Aquinas: The Treatise on Law Qu. 90. The Essence of Law
2. Is the law always directed towards the Common Good? A: Every part is ordered to the whole as the imperfect to the perfect. The individual is part of a perfect whole that is the community. Therefore, law must concern itself in particular with the happiness of the community.

I have heard all too many reckless souls accuse Aquinas of being a proponent of Communism. Their remarks are premised on quotations such as this one. But this would be a rather unfortunate rendering of what he had to say. These individuals, all proponents of the most aggressive equalitarianism, are apparently little aware of the fact that the Angelic Doctor knew all too well the flaws of man and the reality of natural inequalities that function as social underpinnings within a world that’s far from being a Utopia.

While many may wish to toss Aquinas to the wind, I think we, particularly those of us in America, would do well to consider his insight on matters such as these. For there was a time when America understood the idea of a commonwealth. There was a time when America understood the idea of a nation. To be quite frank, there was once a time when America knew what America was! But as with many great things, much of this has fallen to the wayside.

For American to regain a sense of identity would require us to embrace a common heritage, common traditions, a common religion, and common values. It would force us to realize, and accept, that while the promises of “you can do anything you want so long as you put your mind to it and give it 110 percent” are nothing more than empty platitudes, they can most certainly do what they do best. And who other than themselves and those near and dear to them would know what this is and how this is to be done.

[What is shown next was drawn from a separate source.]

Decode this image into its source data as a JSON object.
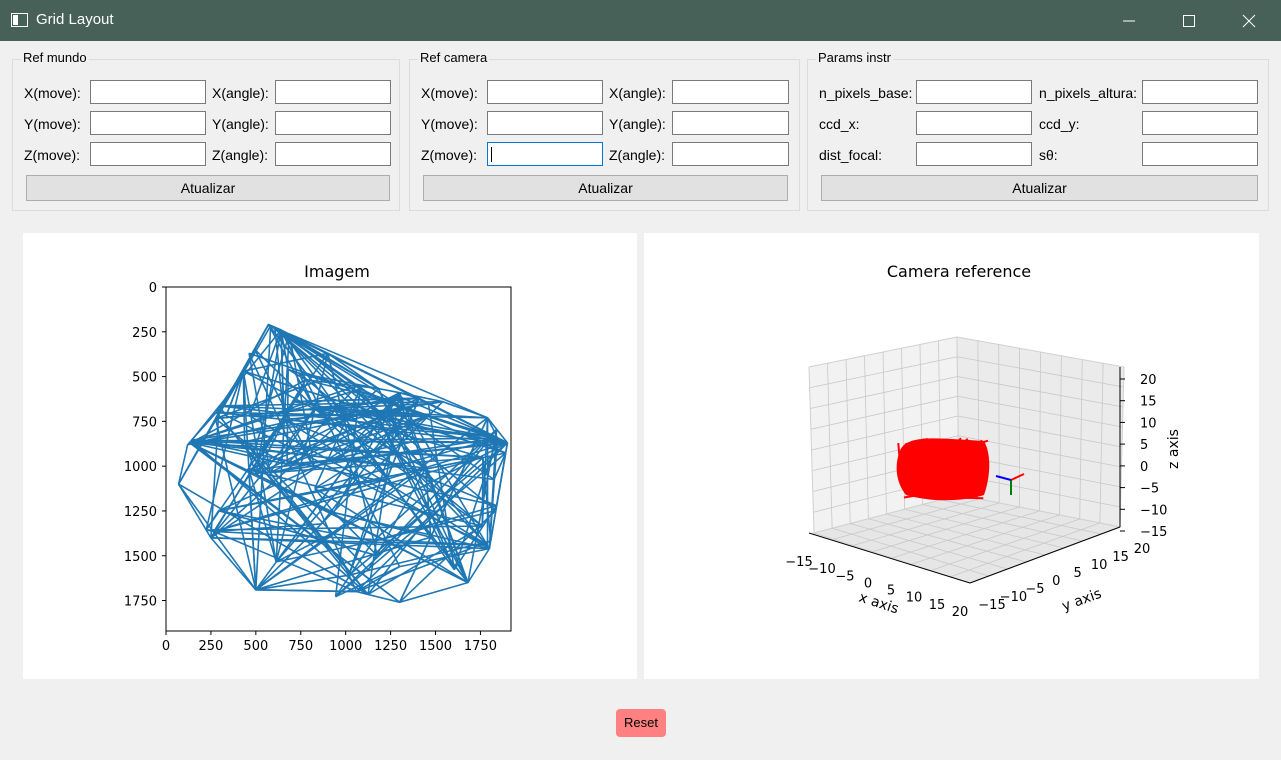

But it is here where the individual and the collective come into conflict. It is here where we find a tension between what is good for the one and what is good for the many. This has been the one of the great trials of our times. Thankfully, we are not left to wander on our own. Those brave souls and great minds having come before us faced the same questions, and they dealt with them in ways that we shouldn’t take for granted.

Saints and sinners attempted to find that place of balance and harmony between these two extremes. On the one hand, they fervently defended the divine right of private property. On the other hand, they wished for the owner to feel a familial commitment to those around him. They saw man’s desire to pursue happiness as a majestic goal to be achieved. But they never mistook liberty for license. It was a balancing act, to say the least, but one they did fairly well. The result of their efforts bringing them to the notion of a commonwealth, that place where the one and the many find a place and a purpose, both in and outside of themselves.

It is quite unfortunate that we have forgotten this concept. The cult of radical diversity, led by the Diversicrat ayatollahs, is tearing this country apart at the seams. Laissez faire tolerance of moral deviancy is eating away at a culture that, while not perfect, embraced a social an economic equilibrium unlike most anything we see today. We have gained shadows and phantasms at the expense of justice, solidarity, and liberty.

It is long overdue for the products of all things new to reconsider the wisdom of many things old. In doing so, we may once again find that place of balance and harmony where the one and the many find their rightful place. Otherwise, will continue down this reckles road that leads to everywhere and nowhere, not recognizing it for what it is. The very road that has been traveled by all great civilizations that once were but are no more.